Did you know that not breastfeeding a child adds substantially to your carbon footprint?
We’ve all heard about the benefits of breastfeeding your child. But did you know that abstaining from breastfeeding actually increases the amount of waste generated by the household?
Like any other packaged food, the production of baby food requires the use of plastics, paper and metal. Millions of labels and packets are discarded each day, creating a significant amount of paper and plastic waste. It also leads to a spike in the use of diapers, as the packaged food is not absorbed as easily as breast milk, which leads to babies excreting more.
But that does not mean we should blame the mothers who abstain from breastfeeding their children, because they could have several compelling reasons, including medical ones, for this.
As Adhunika Prakash, the founder of Breastfeeding Support for Indian Mothers (BSIM) puts it, “We do not believe that we are superior to mothers who do not breastfeed.”
BSIM is a nationally and internationally recognized outfit that believes in empowering women by providing them with support and information during their breastfeeding journey. Founded in 2013 when Adhunika felt isolated during her breastfeeding journey, BSIM's Facebook community -run by a team of committed breastfeeding mothers- supports over 135,000 individuals today.
Apart from guiding and supporting new mothers with relevant information and counselling, BSIM helps bust some of the myths surrounding breastfeeding through their Facebook group, using references from WHO and UNICEF.
Here's 10 of them:
Myth no 1: Babies born through caesarean births are not able to feed from their mother, as the body doesn’t produce milk.
Myth no 2 : A mother can't make enough milk for the baby, if the infant is crying or feeding often.
Myth no 3: Exercising affects the taste of breast milk.
Myth no 4 : Babies who are breast fed tend to cling to the mother more.
Myth no 5: It is difficult for the baby to wean, if the infant has been breast fed for more than a year.
Myth no 6: Breastfeeding requires washing your nipples each time.
Myth no 7: Other replacements cannot be used if the mother is planning on breastfeeding.
Myth no 8 : A new born should be kept separate from the mother right after birth, to let the mother rest.
Myth no 9 : The mother should only consume plain food at the time of breastfeeding.
Myth no 10 : A mother cannot breastfeed if she's sick or taking any medication.
Not one of the above is true.
According to WHO, "Breastfeeding within the first hour of life is recognized as one of the most important actions for infant survival.
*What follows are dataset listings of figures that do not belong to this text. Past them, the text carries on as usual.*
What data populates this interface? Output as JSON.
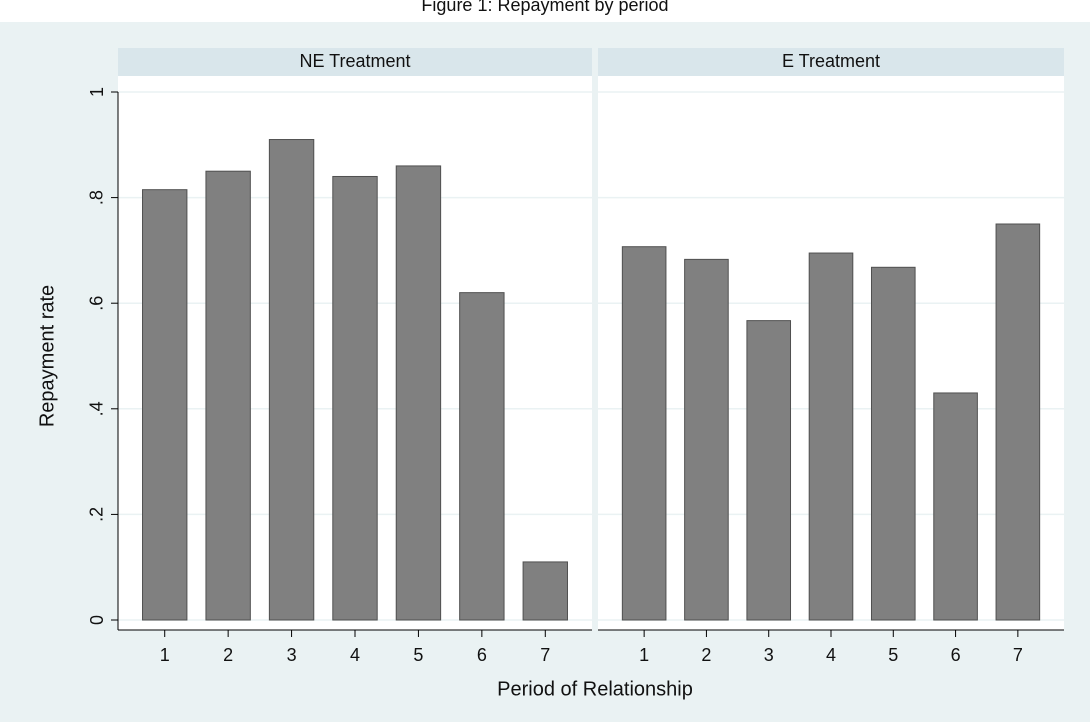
{
  "title": "Figure 1: Repayment by period",
  "x_label": "Period of Relationship",
  "y_label": "Repayment rate",
  "chart_data": [
    {
      "type": "bar",
      "title": "NE Treatment",
      "categories": [
        "1",
        "2",
        "3",
        "4",
        "5",
        "6",
        "7"
      ],
      "values": [
        0.815,
        0.85,
        0.91,
        0.84,
        0.86,
        0.62,
        0.11
      ],
      "color": "#808080",
      "ylim": [
        0,
        1
      ],
      "yticks": [
        0,
        {
          "value": 0.2,
          "label": ".2"
        },
        {
          "value": 0.4,
          "label": ".4"
        },
        {
          "value": 0.6,
          "label": ".6"
        },
        {
          "value": 0.8,
          "label": ".8"
        },
        1
      ],
      "grid": true
    },
    {
      "type": "bar",
      "title": "E Treatment",
      "categories": [
        "1",
        "2",
        "3",
        "4",
        "5",
        "6",
        "7"
      ],
      "values": [
        0.707,
        0.683,
        0.567,
        0.695,
        0.668,
        0.43,
        0.75
      ],
      "color": "#808080",
      "ylim": [
        0,
        1
      ],
      "yticks": [
        0,
        0.2,
        0.4,
        0.6,
        0.8,
        1
      ],
      "grid": true
    }
  ]
}
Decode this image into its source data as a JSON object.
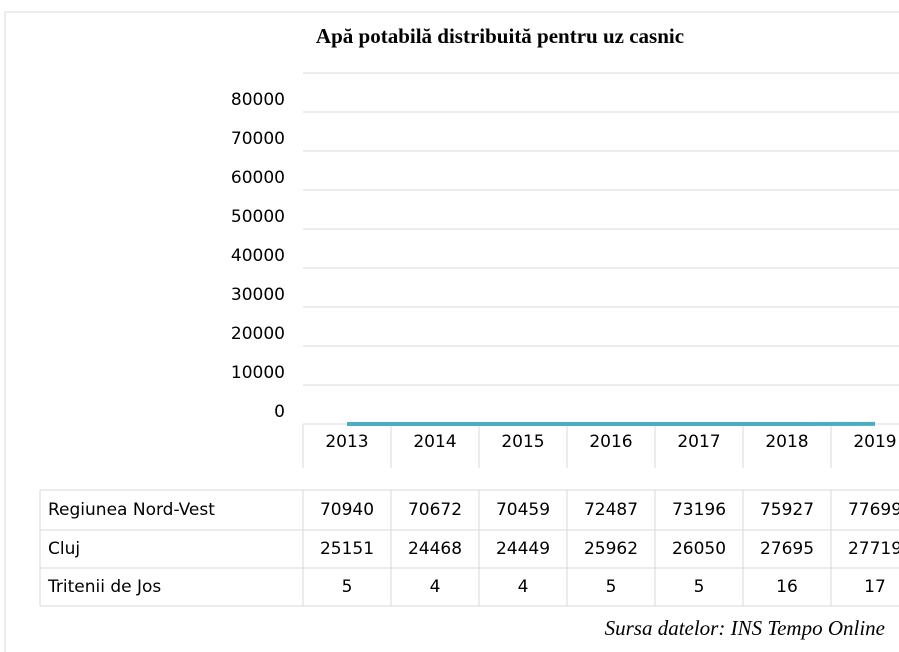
{
  "chart_data": {
    "type": "line",
    "title": "Apă potabilă distribuită pentru uz casnic",
    "categories": [
      "2013",
      "2014",
      "2015",
      "2016",
      "2017",
      "2018",
      "2019"
    ],
    "series": [
      {
        "name": "Regiunea Nord-Vest",
        "values": [
          70940,
          70672,
          70459,
          72487,
          73196,
          75927,
          77699
        ]
      },
      {
        "name": "Cluj",
        "values": [
          25151,
          24468,
          24449,
          25962,
          26050,
          27695,
          27719
        ]
      },
      {
        "name": "Tritenii de Jos",
        "color": "#4bacc6",
        "values": [
          5,
          4,
          4,
          5,
          5,
          16,
          17
        ]
      }
    ],
    "ylim": [
      0,
      90000
    ],
    "yticks": [
      0,
      10000,
      20000,
      30000,
      40000,
      50000,
      60000,
      70000,
      80000
    ],
    "grid": true,
    "data_table": true,
    "source": "Sursa datelor: INS Tempo Online"
  }
}
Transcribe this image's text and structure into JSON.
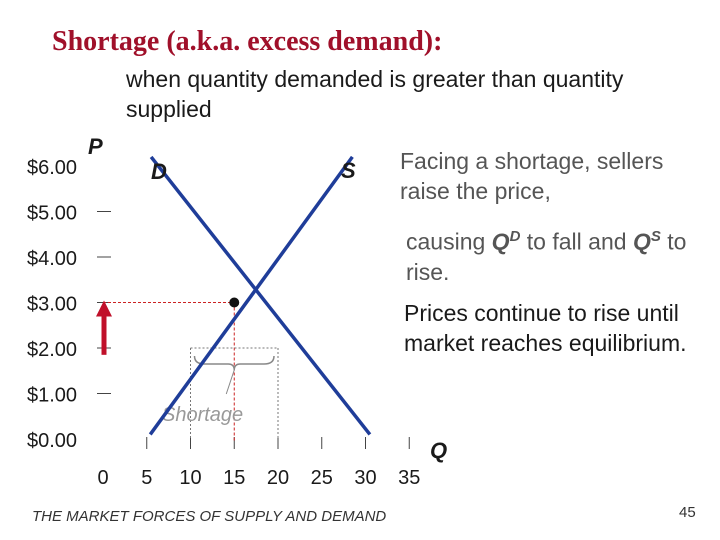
{
  "title": "Shortage (a.k.a. excess demand):",
  "subtitle": "when quantity demanded is greater than quantity supplied",
  "notes": {
    "n1": "Facing a shortage, sellers raise the price,",
    "n2_a": "causing ",
    "n2_q": "Q",
    "n2_d": "D",
    "n2_b": " to fall and ",
    "n2_s": "S",
    "n2_c": " to rise.",
    "n3": "Prices continue to rise until market reaches equilibrium."
  },
  "footer": "THE MARKET FORCES OF SUPPLY AND DEMAND",
  "page_number": "45",
  "colors": {
    "title": "#a0102a",
    "curve": "#1f3d99",
    "arrow": "#c0102a",
    "dotted": "#cc2222"
  },
  "chart_data": {
    "type": "line",
    "y_axis_label": "P",
    "x_axis_label": "Q",
    "y_ticks": [
      "$0.00",
      "$1.00",
      "$2.00",
      "$3.00",
      "$4.00",
      "$5.00",
      "$6.00"
    ],
    "x_ticks": [
      "0",
      "5",
      "10",
      "15",
      "20",
      "25",
      "30",
      "35"
    ],
    "xlim": [
      0,
      35
    ],
    "ylim": [
      0,
      6
    ],
    "series": [
      {
        "name": "D",
        "points": [
          [
            5.5,
            6.2
          ],
          [
            30.5,
            0.1
          ]
        ]
      },
      {
        "name": "S",
        "points": [
          [
            5.4,
            0.1
          ],
          [
            28.5,
            6.2
          ]
        ]
      }
    ],
    "equilibrium": {
      "q": 15,
      "p": 3
    },
    "shortage_price": 2,
    "shortage_range": [
      10,
      20
    ],
    "shortage_label": "Shortage",
    "arrow": {
      "from_p": 1.85,
      "to_p": 3.0
    }
  }
}
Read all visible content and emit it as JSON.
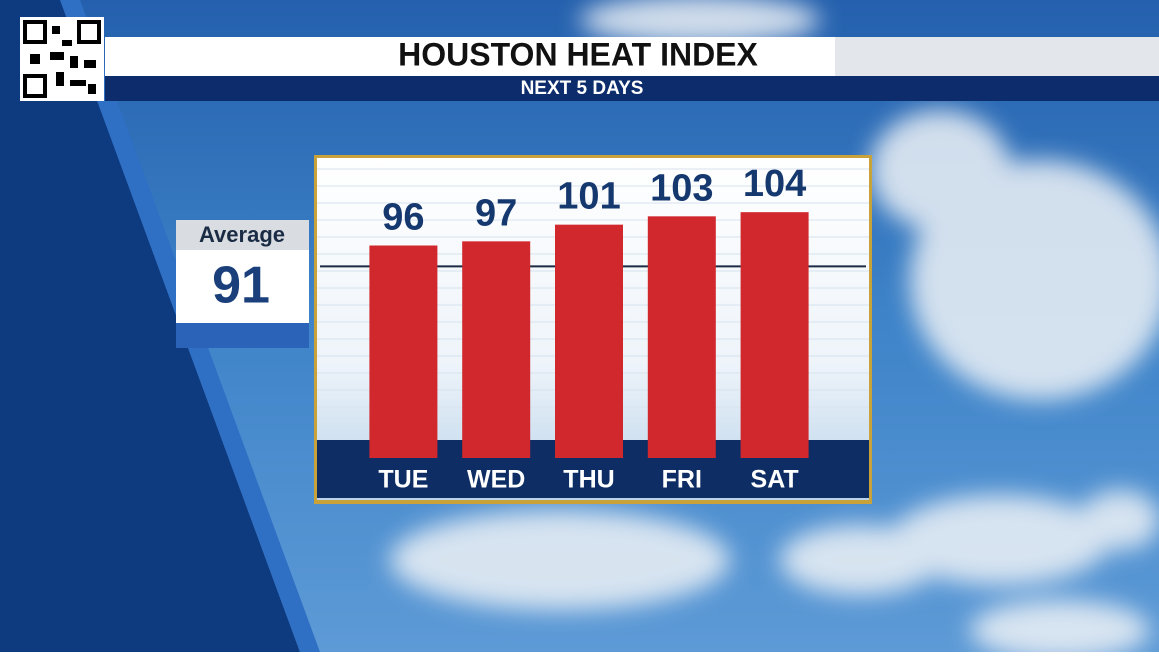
{
  "chart_data": {
    "type": "bar",
    "title": "HOUSTON HEAT INDEX",
    "subtitle": "NEXT 5 DAYS",
    "categories": [
      "TUE",
      "WED",
      "THU",
      "FRI",
      "SAT"
    ],
    "values": [
      96,
      97,
      101,
      103,
      104
    ],
    "color": "#d0282c",
    "ylim": [
      45,
      117
    ],
    "average": {
      "label": "Average",
      "value": 91
    }
  }
}
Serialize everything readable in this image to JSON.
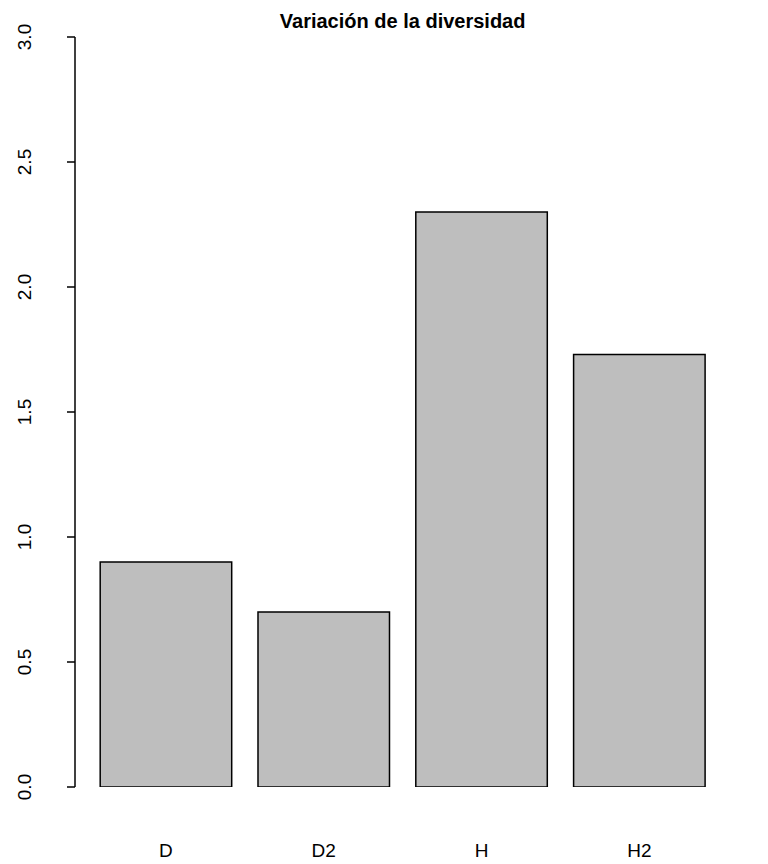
{
  "chart_data": {
    "type": "bar",
    "title": "Variación de la diversidad",
    "categories": [
      "D",
      "D2",
      "H",
      "H2"
    ],
    "values": [
      0.9,
      0.7,
      2.3,
      1.73
    ],
    "color": "#bebebe",
    "ylim": [
      0,
      3
    ],
    "yticks": [
      {
        "value": 0,
        "label": "0.0"
      },
      0.5,
      {
        "value": 1,
        "label": "1.0"
      },
      1.5,
      {
        "value": 2,
        "label": "2.0"
      },
      2.5,
      {
        "value": 3,
        "label": "3.0"
      }
    ],
    "grid": false
  }
}
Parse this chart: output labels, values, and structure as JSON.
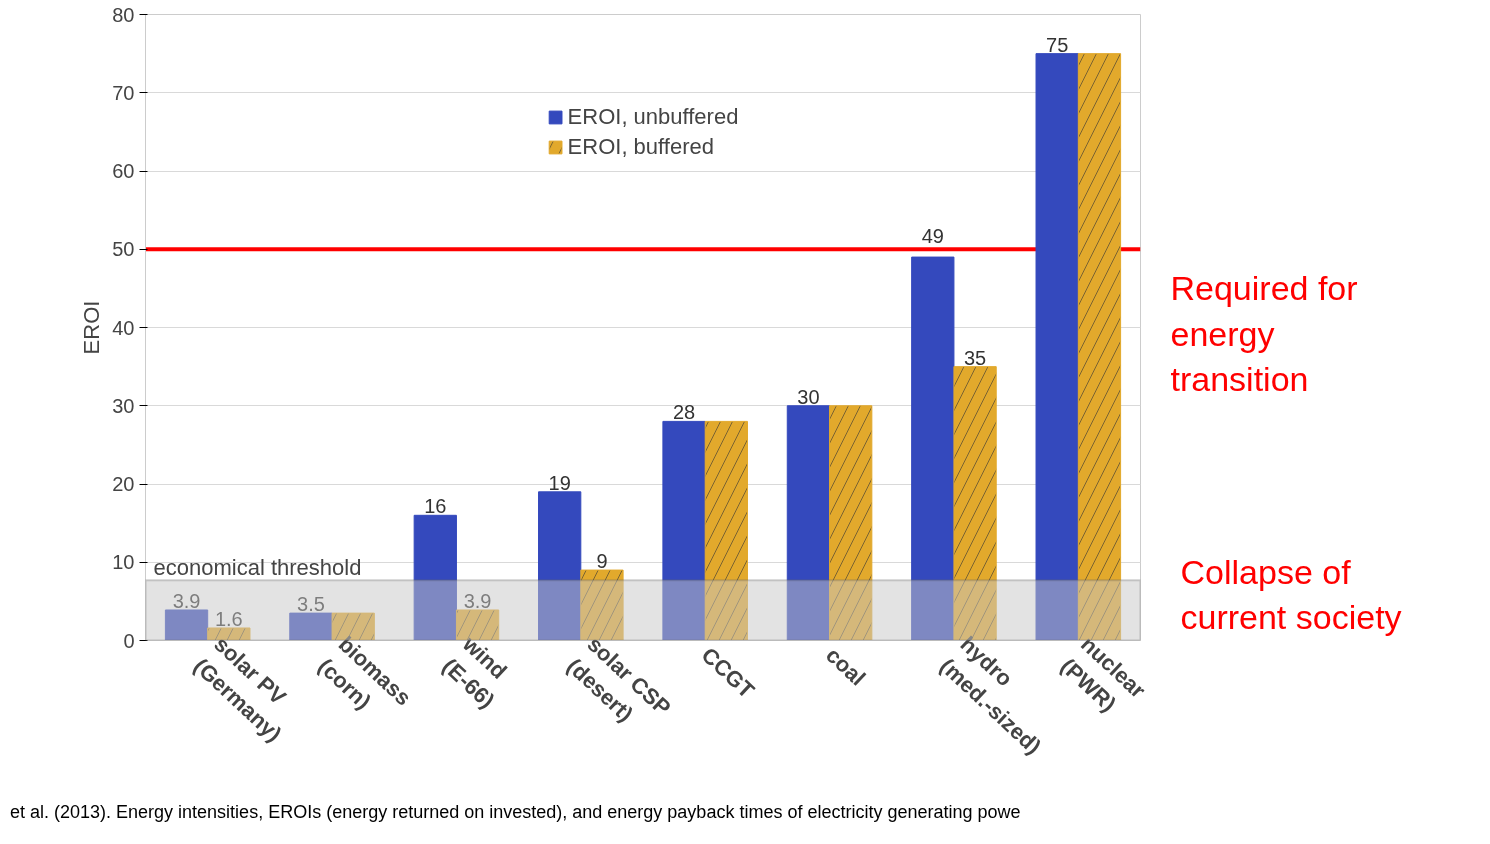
{
  "chart_data": {
    "type": "bar",
    "ylabel": "EROI",
    "categories": [
      "solar PV (Germany)",
      "biomass (corn)",
      "wind (E-66)",
      "solar CSP (desert)",
      "CCGT",
      "coal",
      "hydro (med.-sized)",
      "nuclear (PWR)"
    ],
    "series": [
      {
        "name": "EROI, unbuffered",
        "color": "#3449bd",
        "values": [
          3.9,
          3.5,
          16,
          19,
          28,
          30,
          49,
          75
        ],
        "value_labels": [
          "3.9",
          "3.5",
          "16",
          "19",
          "28",
          "30",
          "49",
          "75"
        ]
      },
      {
        "name": "EROI, buffered",
        "color": "#e2a92c",
        "values": [
          1.6,
          3.5,
          3.9,
          9,
          28,
          30,
          35,
          75
        ],
        "value_labels": [
          "1.6",
          null,
          "3.9",
          "9",
          null,
          null,
          "35",
          null
        ]
      }
    ],
    "ylim": [
      0,
      80
    ],
    "yticks": [
      0,
      10,
      20,
      30,
      40,
      50,
      60,
      70,
      80
    ],
    "grid": "y",
    "legend": "top",
    "ref_lines": [
      {
        "axis": "y",
        "value": 50,
        "label": "Required for energy transition",
        "color": "#ff0000"
      }
    ],
    "bands": [
      {
        "axis": "y",
        "from": 0,
        "to": 7.7,
        "label": "economical threshold",
        "color": "#c8c8c8"
      }
    ],
    "annotations": [
      "Collapse of current society",
      "et al. (2013). Energy intensities, EROIs (energy returned on invested), and energy payback times of electricity generating powe"
    ]
  }
}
Yet in India, only 56.6 % infants start breastfeeding within one hour of life. (Source:CNNS 2016-18). With frequent, on-demand feedings, babies do not need water or any other liquids even in hot climates."
Globally, 3 in 5 children are not breastfed during the first hour of their life, says WHO. Over 820 000 children could be saved yearly if all children within 0-23 months were optimally breastfed. Only 41% of infants under 6 months of age are exclusively breastfed.
WHO recommends that:
Mothers initiate breastfeeding within one hour of birth; infants should be exclusively breastfed for the first six months of life to achieve optimal growth, development and health and thereafter, to meet their evolving nutritional requirements, infants should receive nutritionally adequate and safe complementary foods, while continuing to be breastfed; and breastfeeding should continue for up to two years or beyond.
Apart from the fact that breastfeeding, particularly during the first few weeks of a child’s birth, provides major nutritional and psychosocial benefits, it also builds immunity against various diseases and ailments, thus bringing down healthcare costs.
“Human milk is uniquely tailored to meet the nutrition needs of human infants. It has the appropriate balance of nutrients provided in easily digestible and bioavailable forms,” asserts the American Dietetic Association.
And if you needed any more reasons to justify the critical importance of breastfeeding, it also protects the mother from certain diseases like diabetes, breast and ovarian cancer, complications related to the heart and also relieves the mother from postpartum depression.